Le calcul parallèle en vogue sur Mac

Mobilité

Clusters de G5, Xserve, Xgrid : Apple fait feu de tout bois en matière de calculs parallèles et distribués pour l’informatique de haute performance. Les scientifiques, la marine américaine et les universitaires sont preneurs.

Officieusement selon la BBC, Big Mac – le cluster de 1 100 G5 de l’université de Virginie (voir édition du 4 septembre 2003) également appelé Deep Thought – s’est propulsé, en termes de puissance, à la deuxième place du classement des 500 superordinateurs les plus puissants du monde. Avec 17,6 téraflops de capacité théorique, Big Mac arrive juste derrière le simulateur terrestre japonais de Yokohama (36 téraflops), mais comme prévu, devant le supercalculateur de Los Alamos. Les deux concurrents du cluster d’Apple font partie du classement arrêté l’année dernière. Le classement officiel des machines les plus puissantes de la planète pour 2003, lui, ne devrait pas être dévoilé avant le 18 novembre. Mais la preuve est déjà faite qu’il est possible de monter un superordinateur de toutes pièces grâce à des Mac. Surtout, le cluster de G5 s’avère moins cher que les solutions similaires sur PC et plus puissant que le cluster de 1 536 PC à base d’Intel Xeon à 2,4 GHz et fonctionnant sous Linux, installé au laboratoire Lawrence Livermore. Près de 50 % de puissance en plus ! Enfin, le cluster de Virginie démontre la capacité d’Apple de faire un système d’exploitation capable de réaliser des calculs haute performance : les 1 100 G5 devraient en effet fonctionner à partir de Panther, la nouvelle mouture de Mac OS qui sera commercialisée le 24 octobre, et Déjà Vu, logiciel développé à l’université de Virginie qui permet de faire travailler les machines en parallèle. Quant aux applications de ce cluster, elles sont multiples (voir édition du 5 septembre 2003).

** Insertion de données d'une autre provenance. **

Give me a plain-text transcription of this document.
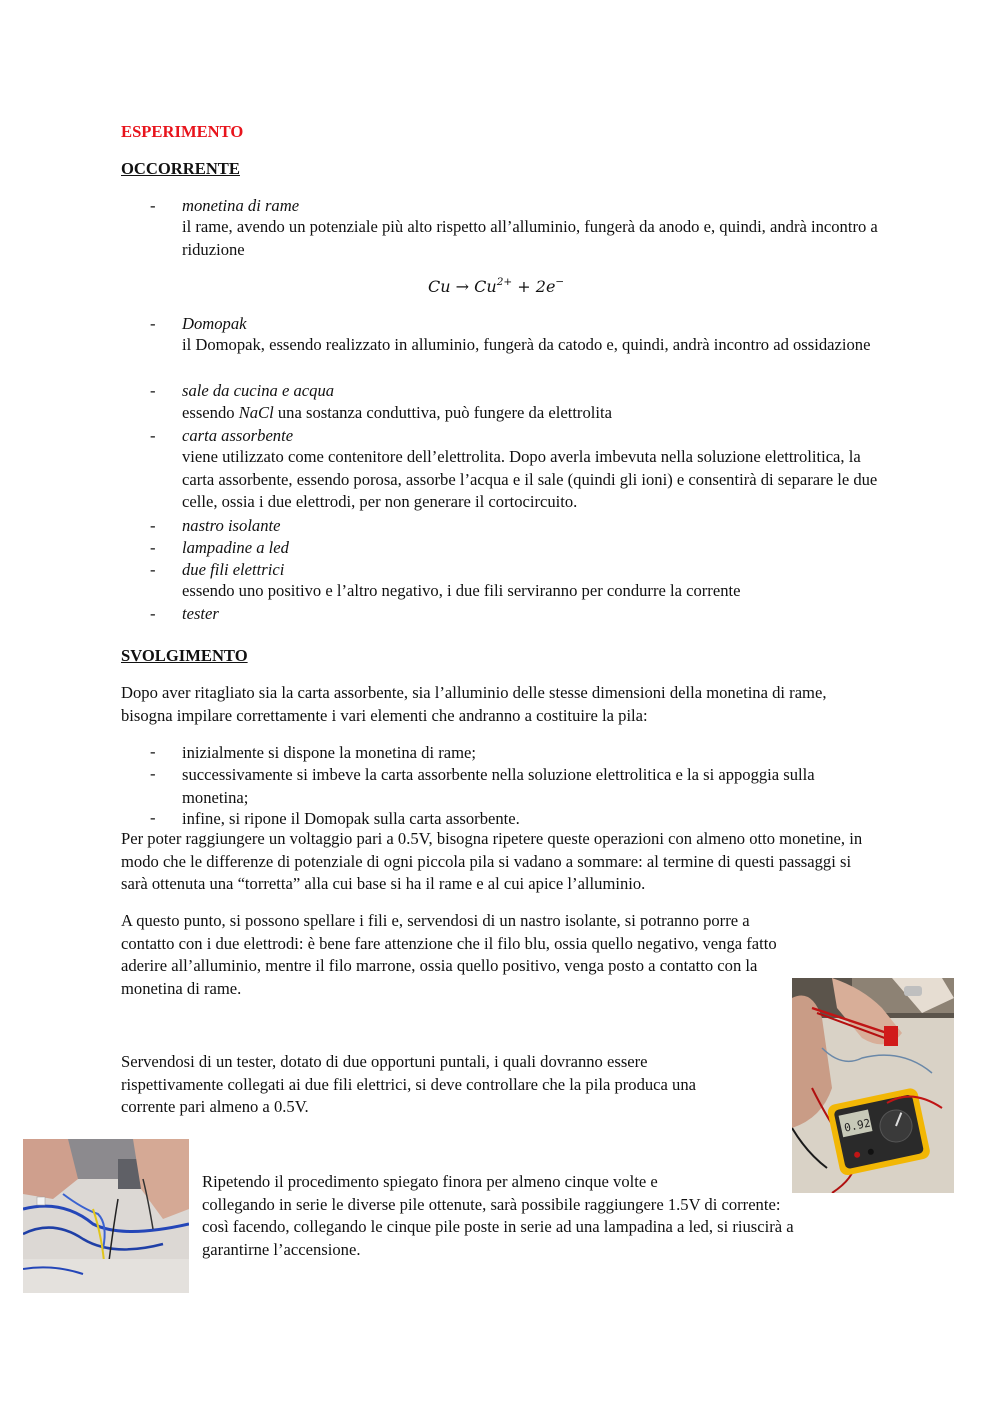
ESPERIMENTO
OCCORRENTE
- monetina di rame
il rame, avendo un potenziale più alto rispetto all’alluminio, fungerà da anodo e, quindi, andrà incontro a riduzione
$Cu \to Cu^{2+} + 2e^-$
- Domopak
il Domopak, essendo realizzato in alluminio, fungerà da catodo e, quindi, andrà incontro ad ossidazione
- sale da cucina e acqua
essendo NaCl una sostanza conduttiva, può fungere da elettrolita
- carta assorbente
viene utilizzato come contenitore dell’elettrolita. Dopo averla imbevuta nella soluzione elettrolitica, la carta assorbente, essendo porosa, assorbe l’acqua e il sale (quindi gli ioni) e consentirà di separare le due celle, ossia i due elettrodi, per non generare il cortocircuito.
- nastro isolante
- lampadine a led
- due fili elettrici
essendo uno positivo e l’altro negativo, i due fili serviranno per condurre la corrente
- tester
SVOLGIMENTO
Dopo aver ritagliato sia la carta assorbente, sia l’alluminio delle stesse dimensioni della monetina di rame, bisogna impilare correttamente i vari elementi che andranno a costituire la pila:
- inizialmente si dispone la monetina di rame;
- successivamente si imbeve la carta assorbente nella soluzione elettrolitica e la si appoggia sulla monetina;
- infine, si ripone il Domopak sulla carta assorbente.
Per poter raggiungere un voltaggio pari a 0.5V, bisogna ripetere queste operazioni con almeno otto monetine, in modo che le differenze di potenziale di ogni piccola pila si vadano a sommare: al termine di questi passaggi si sarà ottenuta una “torretta” alla cui base si ha il rame e al cui apice l’alluminio.
A questo punto, si possono spellare i fili e, servendosi di un nastro isolante, si potranno porre a
contatto con i due elettrodi: è bene fare attenzione che il filo blu, ossia quello negativo, venga fatto
aderire all’alluminio, mentre il filo marrone, ossia quello positivo, venga posto a contatto con la
monetina di rame.
Servendosi di un tester, dotato di due opportuni puntali, i quali dovranno essere
rispettivamente collegati ai due fili elettrici, si deve controllare che la pila produca una
corrente pari almeno a 0.5V.
Ripetendo il procedimento spiegato finora per almeno cinque volte e
collegando in serie le diverse pile ottenute, sarà possibile raggiungere 1.5V di corrente:
così facendo, collegando le cinque pile poste in serie ad una lampadina a led, si riuscirà a
garantirne l’accensione.
0.92
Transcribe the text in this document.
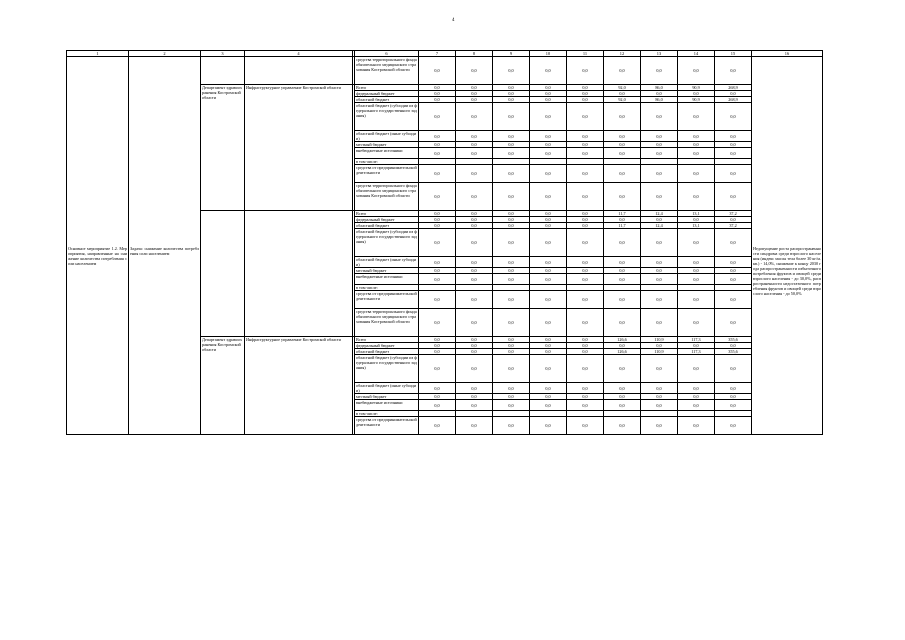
4
1	2	3	4		6	7	8	9	10	11	12	13	14	15	16
Основное мероприятие 1.2. Мероприятия, направленные на снижение количества потребления соли населением	Задача: снижение количества потребления соли населением				средства территориального фонда обязательного медицинского страхования Костромской области	0,0	0,0	0,0	0,0	0,0	0,0	0,0	0,0	0,0	Недопущение роста распространенности синдрома среди взрослого населения (индекс массы тела более 30 кг/м.кв.) - 14,0%, снижение к концу 2030 года распространенности избыточного потребления фруктов и овощей среди взрослого населения - до 30,0%, распространенности недостаточного потребления фруктов и овощей среди взрослого населения - до 50,0%

		Департамент здравоохранения Костромской области	Инфраструктурное управление Костромской области		Всего	0,0	0,0	0,0	0,0	0,0	92,0	86,0	90,9	268,9	
					федеральный бюджет	0,0	0,0	0,0	0,0	0,0	0,0	0,0	0,0	0,0	
					областной бюджет	0,0	0,0	0,0	0,0	0,0	92,0	86,0	90,9	268,9	
					областной бюджет (субсидии из федерального государственного задания)	0,0	0,0	0,0	0,0	0,0	0,0	0,0	0,0	0,0	
					областной бюджет (иные субсидии)	0,0	0,0	0,0	0,0	0,0	0,0	0,0	0,0	0,0	
					местный бюджет	0,0	0,0	0,0	0,0	0,0	0,0	0,0	0,0	0,0	
					внебюджетные источники	0,0	0,0	0,0	0,0	0,0	0,0	0,0	0,0	0,0	
					в том числе:										
					средства от предпринимательской деятельности	0,0	0,0	0,0	0,0	0,0	0,0	0,0	0,0	0,0	
					средства территориального фонда обязательного медицинского страхования Костромской области	0,0	0,0	0,0	0,0	0,0	0,0	0,0	0,0	0,0	
					Всего	0,0	0,0	0,0	0,0	0,0	11,7	12,4	13,1	37,2	
					федеральный бюджет	0,0	0,0	0,0	0,0	0,0	0,0	0,0	0,0	0,0	
					областной бюджет	0,0	0,0	0,0	0,0	0,0	11,7	12,4	13,1	37,2	
					областной бюджет (субсидии из федерального государственного задания)	0,0	0,0	0,0	0,0	0,0	0,0	0,0	0,0	0,0	
					областной бюджет (иные субсидии)	0,0	0,0	0,0	0,0	0,0	0,0	0,0	0,0	0,0	
					местный бюджет	0,0	0,0	0,0	0,0	0,0	0,0	0,0	0,0	0,0	
					внебюджетные источники	0,0	0,0	0,0	0,0	0,0	0,0	0,0	0,0	0,0	
					в том числе:										
					средства от предпринимательской деятельности	0,0	0,0	0,0	0,0	0,0	0,0	0,0	0,0	0,0	
					средства территориального фонда обязательного медицинского страхования Костромской области	0,0	0,0	0,0	0,0	0,0	0,0	0,0	0,0	0,0	
		Департамент здравоохранения Костромской области	Инфраструктурное управление Костромской области		Всего	0,0	0,0	0,0	0,0	0,0	126,6	110,9	117,3	355,6	
					федеральный бюджет	0,0	0,0	0,0	0,0	0,0	0,0	0,0	0,0	0,0	
					областной бюджет	0,0	0,0	0,0	0,0	0,0	126,6	110,9	117,3	355,6	
					областной бюджет (субсидии из федерального государственного задания)	0,0	0,0	0,0	0,0	0,0	0,0	0,0	0,0	0,0	
					областной бюджет (иные субсидии)	0,0	0,0	0,0	0,0	0,0	0,0	0,0	0,0	0,0	
					местный бюджет	0,0	0,0	0,0	0,0	0,0	0,0	0,0	0,0	0,0	
					внебюджетные источники	0,0	0,0	0,0	0,0	0,0	0,0	0,0	0,0	0,0	
					в том числе:										
					средства от предпринимательской деятельности	0,0	0,0	0,0	0,0	0,0	0,0	0,0	0,0	0,0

Un excellent rapport performances/coût

Mais le plus impressionnant dans le cas du cluster de Virginia Tech est son rapport performances/coût : 295 000 dollars (252 000 euros) par téraflop. A comparer aux 8 millions de dollars (6,8 millions d’euros) par téraflop atteints par l’Earth Simulator japonais, ou aux 17 millions de dollars (14,5 millions d’euros) par téraflop obtenus par le laboratoire de Los Alamos ! Un différentiel vertigineux : ramenés au téraflop, les calculs coûtent entre 28 et 59 fois moins sur le cluster de G5 ! Et les probabilités pour qu’Apple enfonce le clou ne sont pas minces : selon Think Secret, la Pomme vient de dévoiler une page d’information sur l’utilisation de Xgrid, pour des “applications de calculs parallèles ou distribués à haute performance”. Difficile de savoir ce que recouvre cette appellation. Le terme était apparu sur le devant de la scène l’année dernière à la même époque, quand la compagnie avait déposé une demande de marque commerciale sur celui-ci. Le calcul à haute performance sur des machines fonctionnant en parallèle pourrait donc devenir un nouveau domaine de prédilection pour le Mac.

En France en 2003, près de 1 000 projets de cluster (de plus ou moins grande taille), devaient voir le jour, selon François Rondeau, responsable des ventes produits d’Apple France, que nous avions interrogé à ce sujet lors d’une présentation du Xserve (voir édition du 28 avril 2003). Ce produit marque d’ailleurs une montée en puissance de la firme sur les deux dernières années. Ce sont les administrations comme la NASA (voir édition du 19 novembre 2002) ou la marine américaine (voir édition du 2 octobre 2003), elles aussi dotées de clusters de Xserve, qui ont commencé à asseoir sa réputation dans le domaine. Les entreprises de recherche en biotechnologies, décodage du génome humain ou les laboratoires de calculs scientifiques louent également aujourd’hui le rapport performances/coût des solutions de calcul distribué d’Apple. Avec Xgrid, la firme continue de démontrer la différence, en termes de calculs scientifiques massifs, entre son architecture et celle des autres ordinateurs.